SPOX: Nachdem sich das Gesicht beider Teams im Vergleich zur vergangenen Saison nicht wirklich verändert hat und man zusätzlich in dieser Spielzeit schon viermal aufeinander getroffen ist: Gibt es zwischen den Pacers und Heat überhaupt noch Geheimnisse, mit denen man den jeweiligen Kontrahenten überraschen könnte?
Allen: Nein, absolut nicht! Wir haben - wie Sie ja bereits gesagt haben - in der Vergangenheit schon so oft gegeneinander gespielt. Bei einer Niederlage wissen wir genau, was die Pacers getan haben, um diese Partie zu gewinnen. Und auch bei einem Sieg ist es nicht anders.

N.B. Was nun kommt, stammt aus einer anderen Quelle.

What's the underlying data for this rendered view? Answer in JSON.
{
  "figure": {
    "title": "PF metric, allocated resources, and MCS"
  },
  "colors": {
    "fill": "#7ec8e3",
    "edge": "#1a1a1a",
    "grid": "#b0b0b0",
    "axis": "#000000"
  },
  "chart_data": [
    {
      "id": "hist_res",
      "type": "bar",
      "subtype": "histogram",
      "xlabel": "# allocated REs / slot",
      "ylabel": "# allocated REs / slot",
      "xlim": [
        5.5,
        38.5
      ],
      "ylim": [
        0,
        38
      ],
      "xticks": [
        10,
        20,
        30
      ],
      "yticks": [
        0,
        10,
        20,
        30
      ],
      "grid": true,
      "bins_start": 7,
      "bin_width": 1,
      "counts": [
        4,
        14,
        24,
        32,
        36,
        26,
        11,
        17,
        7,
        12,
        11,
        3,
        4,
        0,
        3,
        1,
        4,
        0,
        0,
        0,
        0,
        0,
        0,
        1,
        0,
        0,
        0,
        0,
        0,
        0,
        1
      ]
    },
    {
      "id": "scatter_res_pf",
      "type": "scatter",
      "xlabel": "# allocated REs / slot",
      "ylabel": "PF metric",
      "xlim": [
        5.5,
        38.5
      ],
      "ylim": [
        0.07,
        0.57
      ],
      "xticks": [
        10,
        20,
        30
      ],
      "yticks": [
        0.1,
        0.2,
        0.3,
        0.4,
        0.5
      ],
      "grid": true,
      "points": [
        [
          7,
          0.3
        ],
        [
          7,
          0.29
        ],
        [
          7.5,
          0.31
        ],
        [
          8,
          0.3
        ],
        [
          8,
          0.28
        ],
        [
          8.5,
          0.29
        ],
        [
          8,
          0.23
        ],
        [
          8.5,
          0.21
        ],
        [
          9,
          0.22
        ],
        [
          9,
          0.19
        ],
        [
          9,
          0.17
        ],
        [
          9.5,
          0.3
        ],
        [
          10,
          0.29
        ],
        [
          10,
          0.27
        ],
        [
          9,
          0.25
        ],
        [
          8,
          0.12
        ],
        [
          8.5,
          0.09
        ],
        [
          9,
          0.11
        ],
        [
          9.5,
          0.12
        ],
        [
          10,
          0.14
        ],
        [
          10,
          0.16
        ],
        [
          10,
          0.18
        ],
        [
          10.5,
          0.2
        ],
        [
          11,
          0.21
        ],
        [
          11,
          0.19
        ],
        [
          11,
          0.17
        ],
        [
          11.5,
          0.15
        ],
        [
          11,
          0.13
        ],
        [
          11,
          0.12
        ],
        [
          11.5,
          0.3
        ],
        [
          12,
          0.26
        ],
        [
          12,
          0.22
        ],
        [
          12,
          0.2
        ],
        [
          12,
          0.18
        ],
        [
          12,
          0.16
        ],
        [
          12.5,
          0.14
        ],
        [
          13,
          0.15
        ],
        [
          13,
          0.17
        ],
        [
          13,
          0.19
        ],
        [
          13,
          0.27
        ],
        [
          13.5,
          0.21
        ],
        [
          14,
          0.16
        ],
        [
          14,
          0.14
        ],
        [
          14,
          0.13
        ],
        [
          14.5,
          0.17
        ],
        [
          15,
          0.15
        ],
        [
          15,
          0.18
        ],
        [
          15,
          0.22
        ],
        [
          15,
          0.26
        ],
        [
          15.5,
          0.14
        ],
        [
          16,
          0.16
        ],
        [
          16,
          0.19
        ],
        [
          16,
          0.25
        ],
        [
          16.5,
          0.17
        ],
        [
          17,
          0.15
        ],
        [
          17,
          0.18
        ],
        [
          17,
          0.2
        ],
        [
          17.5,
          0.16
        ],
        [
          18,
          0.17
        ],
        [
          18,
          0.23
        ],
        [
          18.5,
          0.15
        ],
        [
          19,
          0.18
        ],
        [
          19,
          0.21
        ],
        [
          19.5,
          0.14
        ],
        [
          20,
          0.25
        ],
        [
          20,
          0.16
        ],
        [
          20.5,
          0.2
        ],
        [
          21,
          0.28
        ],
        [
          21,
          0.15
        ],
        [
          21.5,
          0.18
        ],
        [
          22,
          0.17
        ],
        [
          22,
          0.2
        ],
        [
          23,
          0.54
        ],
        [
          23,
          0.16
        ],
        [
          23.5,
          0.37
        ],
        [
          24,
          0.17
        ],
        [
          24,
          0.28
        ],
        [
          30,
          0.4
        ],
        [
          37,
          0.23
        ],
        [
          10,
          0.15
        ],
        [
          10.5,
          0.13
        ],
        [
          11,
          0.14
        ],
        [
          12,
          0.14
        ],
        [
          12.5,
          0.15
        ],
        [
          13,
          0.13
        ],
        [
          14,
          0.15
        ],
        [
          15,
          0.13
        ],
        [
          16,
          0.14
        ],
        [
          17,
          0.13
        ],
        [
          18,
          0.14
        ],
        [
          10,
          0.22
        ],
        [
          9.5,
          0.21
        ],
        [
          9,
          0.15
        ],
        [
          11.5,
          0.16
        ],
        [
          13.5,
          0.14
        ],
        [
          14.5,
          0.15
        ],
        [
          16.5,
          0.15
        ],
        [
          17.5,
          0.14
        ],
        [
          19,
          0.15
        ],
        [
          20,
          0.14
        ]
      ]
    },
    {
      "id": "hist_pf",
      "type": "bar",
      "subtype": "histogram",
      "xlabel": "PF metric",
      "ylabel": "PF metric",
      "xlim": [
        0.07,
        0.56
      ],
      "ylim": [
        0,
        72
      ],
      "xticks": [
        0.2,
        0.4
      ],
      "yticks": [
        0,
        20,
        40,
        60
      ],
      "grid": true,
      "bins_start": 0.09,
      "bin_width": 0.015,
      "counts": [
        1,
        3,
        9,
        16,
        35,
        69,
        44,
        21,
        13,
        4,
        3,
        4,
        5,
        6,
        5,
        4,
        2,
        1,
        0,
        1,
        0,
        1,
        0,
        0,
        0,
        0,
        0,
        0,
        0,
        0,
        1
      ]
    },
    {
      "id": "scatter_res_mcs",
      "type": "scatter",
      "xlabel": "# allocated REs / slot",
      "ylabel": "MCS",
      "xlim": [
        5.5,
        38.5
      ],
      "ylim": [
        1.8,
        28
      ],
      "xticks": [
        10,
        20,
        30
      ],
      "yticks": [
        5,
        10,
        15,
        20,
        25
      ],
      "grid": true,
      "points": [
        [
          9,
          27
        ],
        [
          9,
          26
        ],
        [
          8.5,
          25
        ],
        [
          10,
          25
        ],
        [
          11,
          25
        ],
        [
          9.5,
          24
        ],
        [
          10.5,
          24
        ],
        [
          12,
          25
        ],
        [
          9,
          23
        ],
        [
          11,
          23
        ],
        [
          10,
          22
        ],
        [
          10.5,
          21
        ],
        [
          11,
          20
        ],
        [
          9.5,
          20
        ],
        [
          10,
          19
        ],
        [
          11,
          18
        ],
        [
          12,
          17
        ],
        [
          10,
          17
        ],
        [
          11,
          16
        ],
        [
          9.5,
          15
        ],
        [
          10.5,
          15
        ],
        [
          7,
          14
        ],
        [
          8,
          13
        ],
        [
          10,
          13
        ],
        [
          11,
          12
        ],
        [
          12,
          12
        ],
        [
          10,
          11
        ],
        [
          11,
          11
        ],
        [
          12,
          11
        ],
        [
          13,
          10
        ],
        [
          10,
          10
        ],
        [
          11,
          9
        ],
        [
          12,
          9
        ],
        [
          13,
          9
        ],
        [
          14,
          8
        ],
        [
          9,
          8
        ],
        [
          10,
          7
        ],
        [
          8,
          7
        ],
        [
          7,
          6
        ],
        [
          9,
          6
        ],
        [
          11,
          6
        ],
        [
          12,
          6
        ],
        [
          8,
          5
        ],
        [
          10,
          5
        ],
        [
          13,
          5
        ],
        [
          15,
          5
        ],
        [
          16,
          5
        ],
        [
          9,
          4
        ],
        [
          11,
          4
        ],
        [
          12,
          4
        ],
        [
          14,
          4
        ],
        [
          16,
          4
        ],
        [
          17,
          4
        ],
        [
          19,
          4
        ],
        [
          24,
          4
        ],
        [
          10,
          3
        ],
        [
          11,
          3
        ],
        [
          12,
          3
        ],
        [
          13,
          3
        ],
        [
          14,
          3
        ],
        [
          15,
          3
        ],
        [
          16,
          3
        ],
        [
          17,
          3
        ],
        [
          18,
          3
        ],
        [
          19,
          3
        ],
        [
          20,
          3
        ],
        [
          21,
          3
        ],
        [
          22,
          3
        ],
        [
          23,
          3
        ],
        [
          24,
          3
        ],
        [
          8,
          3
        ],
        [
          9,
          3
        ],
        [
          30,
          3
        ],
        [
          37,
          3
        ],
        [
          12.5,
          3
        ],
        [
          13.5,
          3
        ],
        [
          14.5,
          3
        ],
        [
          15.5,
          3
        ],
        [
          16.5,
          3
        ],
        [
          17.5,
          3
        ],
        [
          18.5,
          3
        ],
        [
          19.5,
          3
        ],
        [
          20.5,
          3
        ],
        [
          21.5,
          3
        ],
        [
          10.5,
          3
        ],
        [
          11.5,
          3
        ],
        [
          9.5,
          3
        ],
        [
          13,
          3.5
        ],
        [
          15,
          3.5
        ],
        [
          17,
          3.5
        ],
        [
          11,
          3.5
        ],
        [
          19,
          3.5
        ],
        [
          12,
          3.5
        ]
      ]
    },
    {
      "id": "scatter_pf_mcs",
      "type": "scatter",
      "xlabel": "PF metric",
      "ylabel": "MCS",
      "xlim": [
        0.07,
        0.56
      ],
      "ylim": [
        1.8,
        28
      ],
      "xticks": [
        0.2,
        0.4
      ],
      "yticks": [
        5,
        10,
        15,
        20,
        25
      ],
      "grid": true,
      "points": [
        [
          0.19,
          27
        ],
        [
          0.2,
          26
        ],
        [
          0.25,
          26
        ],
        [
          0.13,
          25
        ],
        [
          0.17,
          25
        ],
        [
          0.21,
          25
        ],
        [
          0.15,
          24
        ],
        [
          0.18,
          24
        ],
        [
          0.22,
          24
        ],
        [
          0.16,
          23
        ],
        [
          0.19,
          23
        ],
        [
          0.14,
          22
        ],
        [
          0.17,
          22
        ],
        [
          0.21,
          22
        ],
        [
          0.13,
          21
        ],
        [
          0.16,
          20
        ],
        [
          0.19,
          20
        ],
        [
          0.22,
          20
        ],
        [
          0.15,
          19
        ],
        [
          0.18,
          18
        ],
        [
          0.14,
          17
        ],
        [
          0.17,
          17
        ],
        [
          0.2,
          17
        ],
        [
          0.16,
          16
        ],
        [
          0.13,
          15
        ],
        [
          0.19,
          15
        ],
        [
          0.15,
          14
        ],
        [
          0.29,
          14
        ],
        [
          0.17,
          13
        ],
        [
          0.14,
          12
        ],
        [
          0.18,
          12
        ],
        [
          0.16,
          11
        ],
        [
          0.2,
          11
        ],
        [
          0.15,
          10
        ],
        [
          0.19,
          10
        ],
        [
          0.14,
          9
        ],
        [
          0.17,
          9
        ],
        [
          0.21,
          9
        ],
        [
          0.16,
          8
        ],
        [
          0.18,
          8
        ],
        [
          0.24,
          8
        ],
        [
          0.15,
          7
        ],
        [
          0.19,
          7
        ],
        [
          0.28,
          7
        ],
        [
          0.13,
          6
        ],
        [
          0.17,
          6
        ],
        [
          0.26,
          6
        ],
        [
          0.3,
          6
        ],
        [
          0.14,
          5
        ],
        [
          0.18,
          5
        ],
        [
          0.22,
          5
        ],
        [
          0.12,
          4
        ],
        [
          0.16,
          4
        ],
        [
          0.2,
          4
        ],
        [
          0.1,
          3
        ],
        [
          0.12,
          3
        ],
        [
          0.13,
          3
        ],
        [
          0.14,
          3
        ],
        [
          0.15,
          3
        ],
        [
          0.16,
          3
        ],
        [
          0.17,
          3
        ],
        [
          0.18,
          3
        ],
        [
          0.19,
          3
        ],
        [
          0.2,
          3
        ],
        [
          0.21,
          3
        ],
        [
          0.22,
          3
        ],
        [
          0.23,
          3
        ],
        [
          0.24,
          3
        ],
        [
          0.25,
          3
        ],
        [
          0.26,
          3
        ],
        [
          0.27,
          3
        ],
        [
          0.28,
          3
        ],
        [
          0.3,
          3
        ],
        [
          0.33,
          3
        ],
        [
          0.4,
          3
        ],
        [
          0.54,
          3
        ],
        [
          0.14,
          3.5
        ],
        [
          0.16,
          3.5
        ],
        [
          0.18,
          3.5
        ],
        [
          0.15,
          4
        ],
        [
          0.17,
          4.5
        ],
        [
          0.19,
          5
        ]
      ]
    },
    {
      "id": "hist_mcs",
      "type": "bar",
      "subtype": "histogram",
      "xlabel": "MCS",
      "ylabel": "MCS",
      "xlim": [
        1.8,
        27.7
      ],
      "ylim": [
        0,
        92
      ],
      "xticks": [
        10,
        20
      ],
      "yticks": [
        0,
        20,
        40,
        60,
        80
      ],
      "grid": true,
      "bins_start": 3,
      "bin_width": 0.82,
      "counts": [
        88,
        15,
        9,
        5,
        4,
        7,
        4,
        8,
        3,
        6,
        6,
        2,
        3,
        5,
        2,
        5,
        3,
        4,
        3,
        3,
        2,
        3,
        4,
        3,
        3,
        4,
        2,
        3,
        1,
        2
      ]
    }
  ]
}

Ebenso gibt es beim Personal keine Überraschungen von beiden Seiten. Letztlich kommt es in jedem Match darauf an, wer die Schwächen des Gegners besser nutzen und seine Topleistung auf den Court bringen kann. Von dem her ist das erste Spiel sicherlich schon einmal ein sehr interessanter und wichtiger Gradmesser.
SPOX: Im Vergleich zum vergangenen Jahr haben die Indiana Pacers nun den Homecourt-Advantage auf ihrer Seite. Welche Bedeutung messen Sie dieser Tatsache bei?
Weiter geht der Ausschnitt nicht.